More police than tourists in Egypt's Luxor after foiled attack

The Karnak temple in Egypt's Luxor was open as usual Thursday despite a foiled suicide and gun attack on the world-famous site that police said would have been a "massacre".

At around 10:00 am (0800 GMT), by which time dozens of tourist buses would normally be parked around the ancient temple, only seven coaches and three minibuses had arrived, an AFP correspondent said.

About 200 tourists were strolling inside the temple itself, around 50 metres (yards) from the scene of Wednesday's foiled attack, but were far outnumbered by police around the site.

A local official told AFP that several tours had been cancelled.

No tourists were hurt in Wednesday's attempted suicide bombing and gun attack, which saw police shoot dead one assailant and wound another after they refused to have their bags searched outside Karnak.

A third attacker detonated an explosives-rigged vest, killing himself.

A police general said authorities had prevented "a massacre" at Karnak, as the three assailants were armed with explosives, machine guns and 19 fully loaded rifle magazines.

Police said there were about 600 tourists inside the temple when the attackers struck.

"For sure, there are fewer tourists than yesterday.

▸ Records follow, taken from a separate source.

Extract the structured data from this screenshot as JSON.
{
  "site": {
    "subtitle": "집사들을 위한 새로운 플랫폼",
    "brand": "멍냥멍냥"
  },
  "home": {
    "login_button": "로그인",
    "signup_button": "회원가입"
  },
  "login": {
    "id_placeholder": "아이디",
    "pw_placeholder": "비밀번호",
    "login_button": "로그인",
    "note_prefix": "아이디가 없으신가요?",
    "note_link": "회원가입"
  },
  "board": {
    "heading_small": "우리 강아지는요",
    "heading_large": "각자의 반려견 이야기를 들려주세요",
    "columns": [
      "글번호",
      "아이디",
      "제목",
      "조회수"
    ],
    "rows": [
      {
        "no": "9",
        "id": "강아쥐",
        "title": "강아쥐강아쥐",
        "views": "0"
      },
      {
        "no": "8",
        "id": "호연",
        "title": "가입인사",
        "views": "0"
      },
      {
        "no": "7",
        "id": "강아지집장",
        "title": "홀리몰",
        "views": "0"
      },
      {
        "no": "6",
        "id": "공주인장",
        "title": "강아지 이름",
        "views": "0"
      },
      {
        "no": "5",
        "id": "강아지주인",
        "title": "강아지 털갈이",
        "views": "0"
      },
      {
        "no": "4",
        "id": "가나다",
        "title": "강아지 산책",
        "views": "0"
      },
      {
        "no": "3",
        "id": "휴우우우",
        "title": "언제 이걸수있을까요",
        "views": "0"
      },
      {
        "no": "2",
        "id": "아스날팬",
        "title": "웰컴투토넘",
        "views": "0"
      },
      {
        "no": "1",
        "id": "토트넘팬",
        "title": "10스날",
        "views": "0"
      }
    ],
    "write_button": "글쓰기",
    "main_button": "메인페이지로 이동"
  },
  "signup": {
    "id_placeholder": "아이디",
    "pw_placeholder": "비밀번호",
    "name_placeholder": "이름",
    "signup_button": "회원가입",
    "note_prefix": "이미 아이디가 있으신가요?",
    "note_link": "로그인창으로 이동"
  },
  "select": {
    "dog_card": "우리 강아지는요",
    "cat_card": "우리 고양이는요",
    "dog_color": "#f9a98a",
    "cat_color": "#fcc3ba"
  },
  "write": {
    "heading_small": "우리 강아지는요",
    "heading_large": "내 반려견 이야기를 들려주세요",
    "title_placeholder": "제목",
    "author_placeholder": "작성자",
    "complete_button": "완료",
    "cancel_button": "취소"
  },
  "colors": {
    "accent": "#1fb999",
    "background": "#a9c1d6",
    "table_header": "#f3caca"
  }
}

Organised trips coming from the Red sea resort town of Hurghada were cancelled," Salah al-Masekh, director of excavations at Karnak, told AFP.

Authorities beefed up security all over the city, especially outside its archaeological sites, with police vehicles full of masked special forces officers patrolling every monument, an unusual activity according to residents.

On Wednesday night, President Abdel Fattah al-Sisi met Prime Minister Ibrahim Mahlab and Interior Minister General Magdi Abdel Ghaffar, and stressed "the need to intensify the security presence in vital areas, including archaeological sites".